Varoufakis patibulaire
Varoufakis : une gueule patibulaire… mais presque ! (Coluche)

À la rentrée, tout va recommencer, on parle d’un troisième plan d’aide, le FMI pousse pour que les États de la zone euro renoncent à une partie de l’argent que les Grecs leur doivent… Tout restera à écrire. Encore une fois.

Reculer pour mieux sauter… dans le vide ! (doctrine Hollandienne)

En attendant, et à défaut d’avoir la foi, les Grecs en mettent doucement sous le matelas :

Grecs au distributeur à billets
Pas encore le Bank Run… pourvu que ça dure !

 

Ainsi ne s’achève pas cette mauvaise tragédie grecque, sans catharsis.

Dans cette débandade des responsabilités, Bossuet aurait énoncé avec délice sa maxime.

On pourrait se rassurer en se disant que le cas grec est exceptionnel.
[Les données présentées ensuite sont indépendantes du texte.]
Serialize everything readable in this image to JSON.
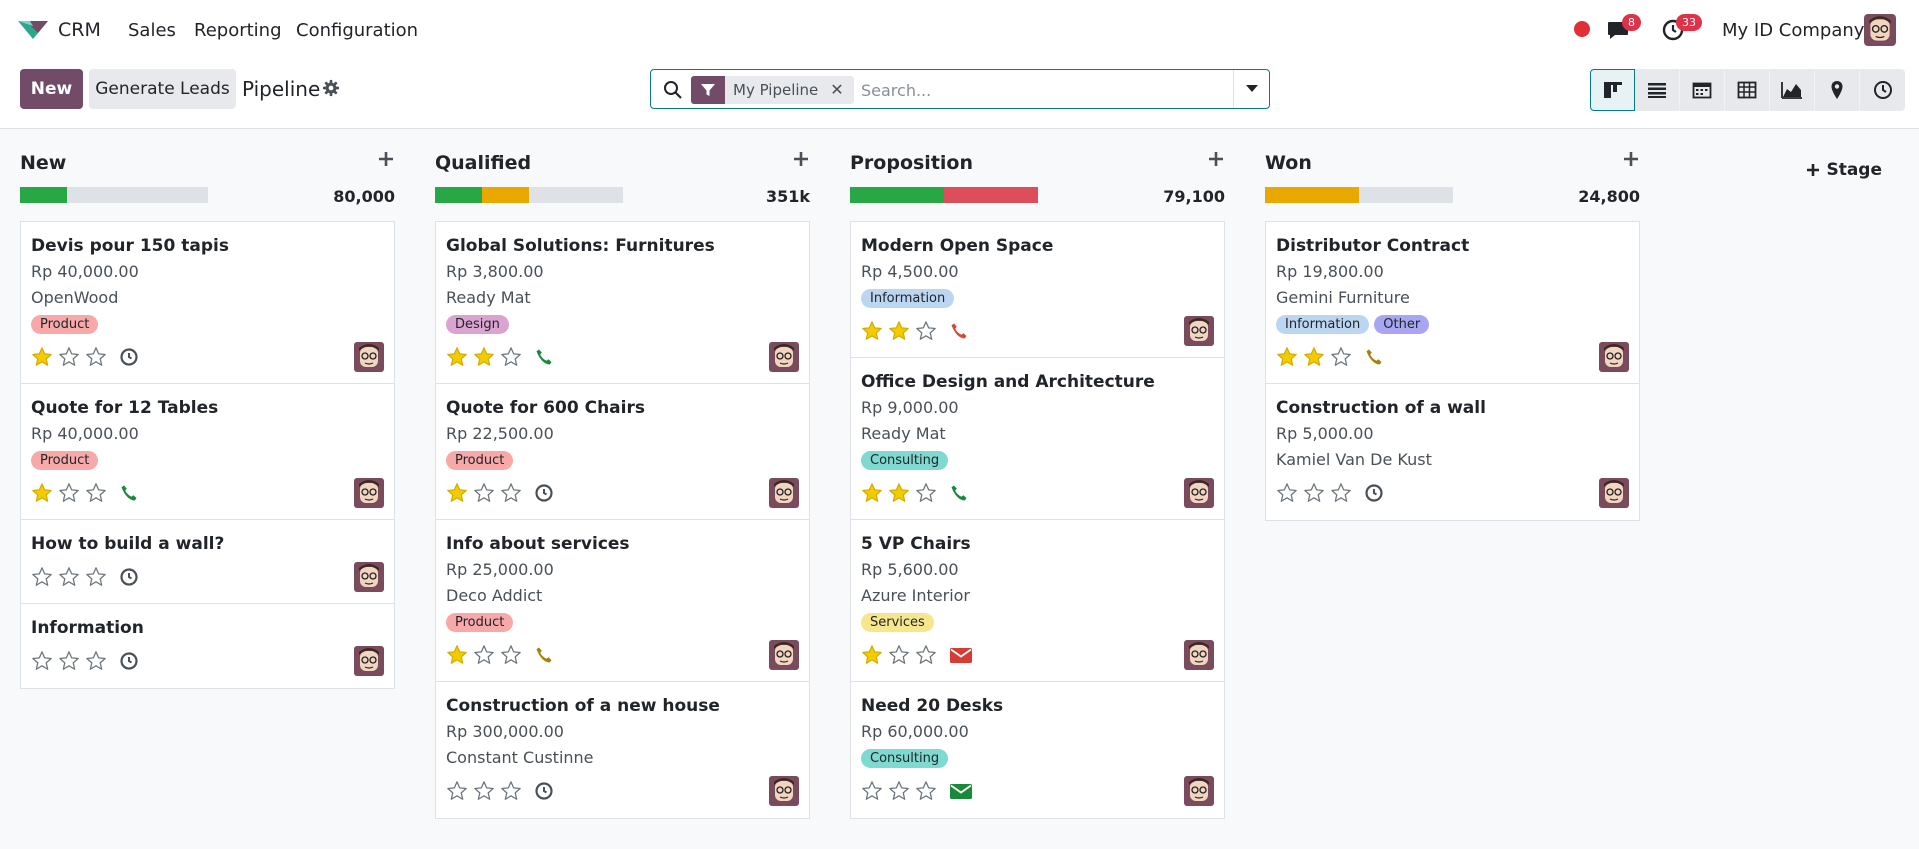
{
  "navbar": {
    "app_name": "CRM",
    "menu": [
      "Sales",
      "Reporting",
      "Configuration"
    ],
    "messages_count": "8",
    "activities_count": "33",
    "company": "My ID Company"
  },
  "control": {
    "new_label": "New",
    "generate_label": "Generate Leads",
    "title": "Pipeline",
    "facet_label": "My Pipeline",
    "facet_remove": "✕",
    "search_placeholder": "Search..."
  },
  "views": [
    "kanban-view-icon",
    "list-view-icon",
    "calendar-view-icon",
    "pivot-view-icon",
    "graph-view-icon",
    "map-view-icon",
    "activity-view-icon"
  ],
  "add_stage_label": "Stage",
  "colors": {
    "brand": "#714b67",
    "teal": "#017e84",
    "star_on": "#f3cc00",
    "progress_green": "#28a745",
    "progress_orange": "#e9a800",
    "progress_red": "#dc4e5a",
    "progress_gray": "#dee2e6"
  },
  "columns": [
    {
      "title": "New",
      "total": "80,000",
      "progress": [
        {
          "color": "#28a745",
          "fraction": 0.25
        },
        {
          "color": "#dee2e6",
          "fraction": 0.75
        }
      ],
      "cards": [
        {
          "title": "Devis pour 150 tapis",
          "amount": "Rp 40,000.00",
          "customer": "OpenWood",
          "tags": [
            {
              "label": "Product",
              "color": "#f7a8a8"
            }
          ],
          "stars": 1,
          "activity": "clock"
        },
        {
          "title": "Quote for 12 Tables",
          "amount": "Rp 40,000.00",
          "customer": "",
          "tags": [
            {
              "label": "Product",
              "color": "#f7a8a8"
            }
          ],
          "stars": 1,
          "activity": "phone-green"
        },
        {
          "title": "How to build a wall?",
          "amount": "",
          "customer": "",
          "tags": [],
          "stars": 0,
          "activity": "clock"
        },
        {
          "title": "Information",
          "amount": "",
          "customer": "",
          "tags": [],
          "stars": 0,
          "activity": "clock"
        }
      ]
    },
    {
      "title": "Qualified",
      "total": "351k",
      "progress": [
        {
          "color": "#28a745",
          "fraction": 0.25
        },
        {
          "color": "#e9a800",
          "fraction": 0.25
        },
        {
          "color": "#dee2e6",
          "fraction": 0.5
        }
      ],
      "cards": [
        {
          "title": "Global Solutions: Furnitures",
          "amount": "Rp 3,800.00",
          "customer": "Ready Mat",
          "tags": [
            {
              "label": "Design",
              "color": "#dba4d0"
            }
          ],
          "stars": 2,
          "activity": "phone-green"
        },
        {
          "title": "Quote for 600 Chairs",
          "amount": "Rp 22,500.00",
          "customer": "",
          "tags": [
            {
              "label": "Product",
              "color": "#f7a8a8"
            }
          ],
          "stars": 1,
          "activity": "clock"
        },
        {
          "title": "Info about services",
          "amount": "Rp 25,000.00",
          "customer": "Deco Addict",
          "tags": [
            {
              "label": "Product",
              "color": "#f7a8a8"
            }
          ],
          "stars": 1,
          "activity": "phone-yellow"
        },
        {
          "title": "Construction of a new house",
          "amount": "Rp 300,000.00",
          "customer": "Constant Custinne",
          "tags": [],
          "stars": 0,
          "activity": "clock"
        }
      ]
    },
    {
      "title": "Proposition",
      "total": "79,100",
      "progress": [
        {
          "color": "#28a745",
          "fraction": 0.5
        },
        {
          "color": "#dc4e5a",
          "fraction": 0.5
        }
      ],
      "cards": [
        {
          "title": "Modern Open Space",
          "amount": "Rp 4,500.00",
          "customer": "",
          "tags": [
            {
              "label": "Information",
              "color": "#bcd6f2"
            }
          ],
          "stars": 2,
          "activity": "phone-red"
        },
        {
          "title": "Office Design and Architecture",
          "amount": "Rp 9,000.00",
          "customer": "Ready Mat",
          "tags": [
            {
              "label": "Consulting",
              "color": "#7ed9d0"
            }
          ],
          "stars": 2,
          "activity": "phone-green"
        },
        {
          "title": "5 VP Chairs",
          "amount": "Rp 5,600.00",
          "customer": "Azure Interior",
          "tags": [
            {
              "label": "Services",
              "color": "#f6e68c"
            }
          ],
          "stars": 1,
          "activity": "mail-red"
        },
        {
          "title": "Need 20 Desks",
          "amount": "Rp 60,000.00",
          "customer": "",
          "tags": [
            {
              "label": "Consulting",
              "color": "#7ed9d0"
            }
          ],
          "stars": 0,
          "activity": "mail-green"
        }
      ]
    },
    {
      "title": "Won",
      "total": "24,800",
      "progress": [
        {
          "color": "#e9a800",
          "fraction": 0.5
        },
        {
          "color": "#dee2e6",
          "fraction": 0.5
        }
      ],
      "cards": [
        {
          "title": "Distributor Contract",
          "amount": "Rp 19,800.00",
          "customer": "Gemini Furniture",
          "tags": [
            {
              "label": "Information",
              "color": "#bcd6f2"
            },
            {
              "label": "Other",
              "color": "#a8a6f2"
            }
          ],
          "stars": 2,
          "activity": "phone-yellow"
        },
        {
          "title": "Construction of a wall",
          "amount": "Rp 5,000.00",
          "customer": "Kamiel Van De Kust",
          "tags": [],
          "stars": 0,
          "activity": "clock"
        }
      ]
    }
  ]
}
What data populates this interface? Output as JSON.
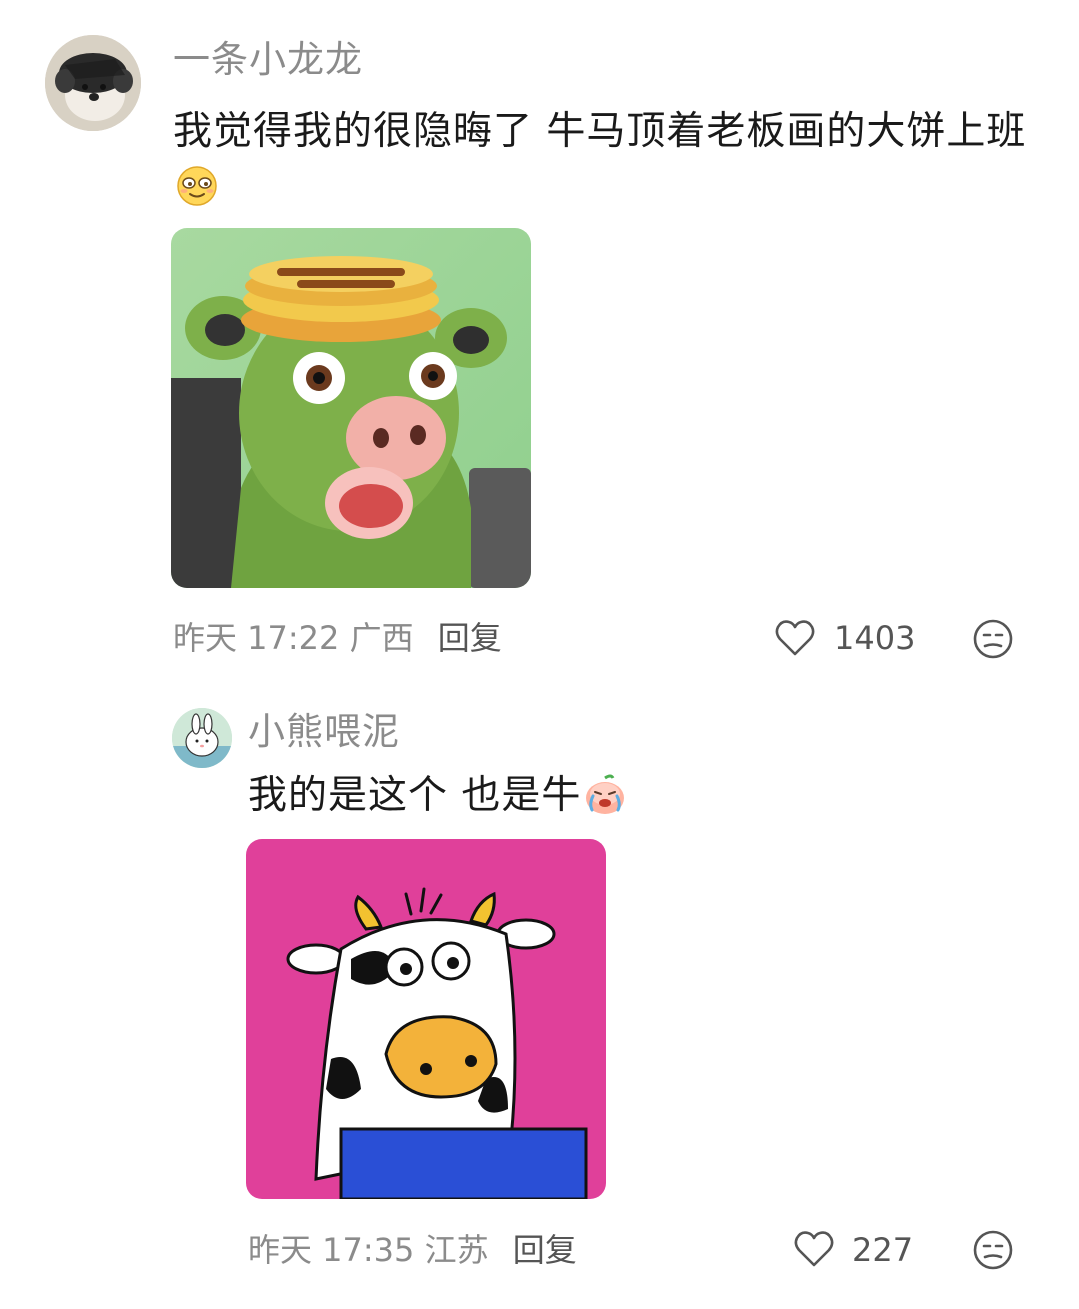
{
  "comments": [
    {
      "username": "一条小龙龙",
      "text": "我觉得我的很隐晦了 牛马顶着老板画的大饼上班",
      "emoji": "squinting-face-emoji",
      "image": "felt-cow-with-pancake-hat-image",
      "time": "昨天 17:22",
      "location": "广西",
      "reply_label": "回复",
      "likes": "1403"
    },
    {
      "username": "小熊喂泥",
      "text": "我的是这个 也是牛",
      "emoji": "crying-peach-emoji",
      "image": "cartoon-cow-at-laptop-image",
      "time": "昨天 17:35",
      "location": "江苏",
      "reply_label": "回复",
      "likes": "227"
    }
  ],
  "colors": {
    "secondary_text": "#8b8b8b",
    "primary_text": "#1a1a1a",
    "icon": "#555555"
  }
}
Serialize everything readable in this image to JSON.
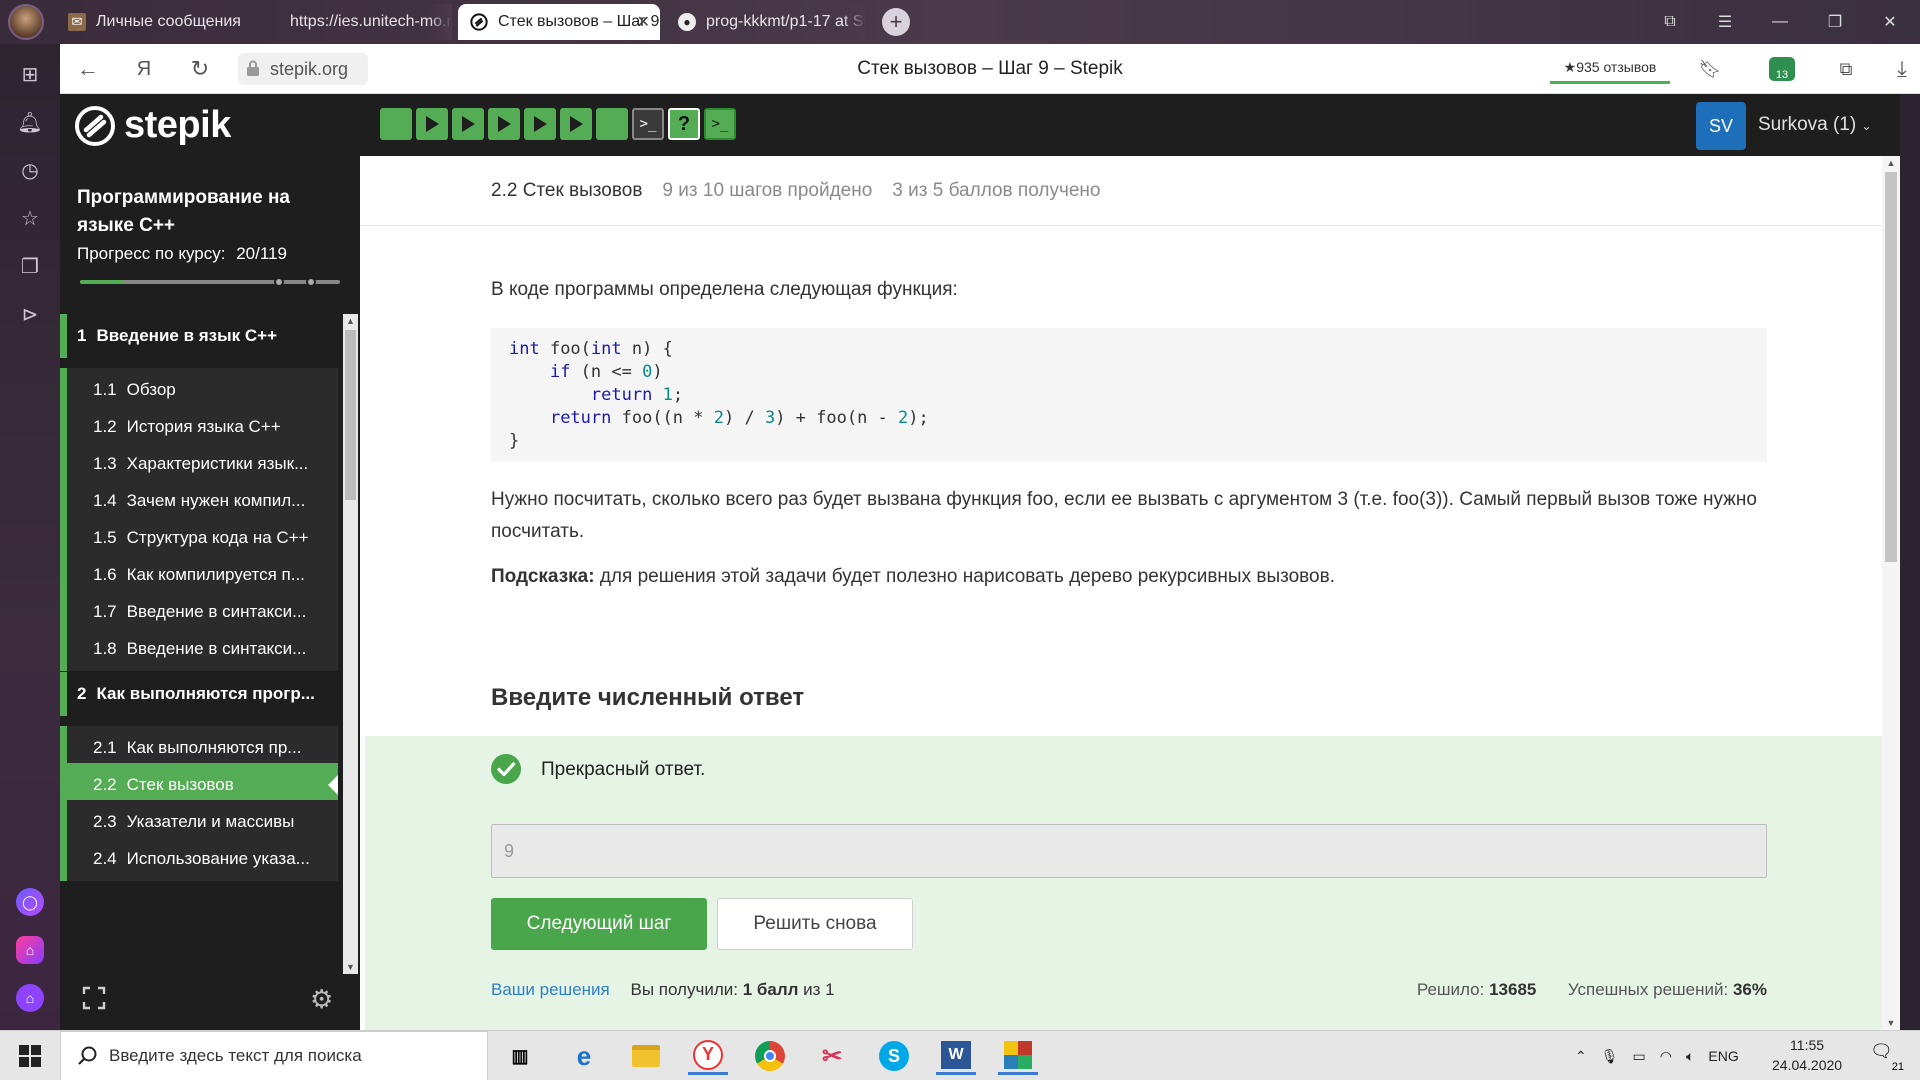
{
  "browser": {
    "tabs": [
      {
        "title": "Личные сообщения",
        "icon": "mail-icon"
      },
      {
        "title": "https://ies.unitech-mo.ru/fi",
        "icon": "page-icon"
      },
      {
        "title": "Стек вызовов – Шаг 9 -",
        "icon": "stepik-icon",
        "active": true
      },
      {
        "title": "prog-kkkmt/p1-17 at Surko",
        "icon": "github-icon"
      }
    ],
    "url": "stepik.org",
    "page_title": "Стек вызовов – Шаг 9 – Stepik",
    "reviews": "★935 отзывов",
    "yandex_button": "Я",
    "badge_count": "13"
  },
  "stepik": {
    "logo_text": "stepik",
    "avatar_initials": "SV",
    "username": "Surkova (1)",
    "step_strip": [
      "solid",
      "play",
      "play",
      "play",
      "play",
      "play",
      "solid",
      "terminal",
      "quiz",
      "terminal"
    ],
    "quiz_mark": "?",
    "terminal_mark": ">_"
  },
  "sidebar": {
    "course_title": "Программирование на языке C++",
    "progress_label": "Прогресс по курсу:",
    "progress_value": "20/119",
    "progress_fraction": 0.168,
    "items": [
      {
        "type": "module",
        "num": "1",
        "label": "Введение в язык C++"
      },
      {
        "type": "lesson",
        "num": "1.1",
        "label": "Обзор"
      },
      {
        "type": "lesson",
        "num": "1.2",
        "label": "История языка C++"
      },
      {
        "type": "lesson",
        "num": "1.3",
        "label": "Характеристики язык..."
      },
      {
        "type": "lesson",
        "num": "1.4",
        "label": "Зачем нужен компил..."
      },
      {
        "type": "lesson",
        "num": "1.5",
        "label": "Структура кода на C++"
      },
      {
        "type": "lesson",
        "num": "1.6",
        "label": "Как компилируется п..."
      },
      {
        "type": "lesson",
        "num": "1.7",
        "label": "Введение в синтакси..."
      },
      {
        "type": "lesson",
        "num": "1.8",
        "label": "Введение в синтакси..."
      },
      {
        "type": "module",
        "num": "2",
        "label": "Как выполняются прогр..."
      },
      {
        "type": "lesson",
        "num": "2.1",
        "label": "Как выполняются пр..."
      },
      {
        "type": "lesson",
        "num": "2.2",
        "label": "Стек вызовов",
        "active": true
      },
      {
        "type": "lesson",
        "num": "2.3",
        "label": "Указатели и массивы"
      },
      {
        "type": "lesson",
        "num": "2.4",
        "label": "Использование указа..."
      }
    ]
  },
  "lesson": {
    "title": "2.2 Стек вызовов",
    "steps_passed": "9 из 10 шагов пройдено",
    "points": "3 из 5 баллов  получено",
    "intro": "В коде программы определена следующая функция:",
    "code_lines": [
      "int foo(int n) {",
      "    if (n <= 0)",
      "        return 1;",
      "    return foo((n * 2) / 3) + foo(n - 2);",
      "}"
    ],
    "question": "Нужно посчитать, сколько всего раз будет вызвана функция foo, если ее вызвать с аргументом 3 (т.е. foo(3)). Самый первый вызов тоже нужно посчитать.",
    "hint_label": "Подсказка:",
    "hint_text": " для решения этой задачи будет полезно нарисовать дерево рекурсивных вызовов.",
    "answer_heading": "Введите численный ответ",
    "feedback": "Прекрасный ответ.",
    "answer_value": "9",
    "next_button": "Следующий шаг",
    "retry_button": "Решить снова",
    "your_solutions": "Ваши решения",
    "you_got_prefix": "Вы получили:",
    "you_got_value": "1 балл",
    "you_got_suffix": "из 1",
    "solved_label": "Решило:",
    "solved_value": "13685",
    "success_label": "Успешных решений:",
    "success_value": "36%"
  },
  "taskbar": {
    "search_placeholder": "Введите здесь текст для поиска",
    "lang": "ENG",
    "time": "11:55",
    "date": "24.04.2020",
    "notif_count": "21"
  },
  "colors": {
    "accent_green": "#54ad54",
    "stepik_dark": "#1e1e1e",
    "link_blue": "#2e7fc8"
  }
}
Ou on pourrait faire preuve de lucidité et se dire que tout est, a été et sera régi par des postures de principe, des opinions partiales ou la poursuite d’intérêts personnels de court terme, le tout paré d’un voile hypocrite de rationalité. Et cela tant que les dieux continueront de susurrer à l’oreille des hommes – et que les hommes continueront de les écouter.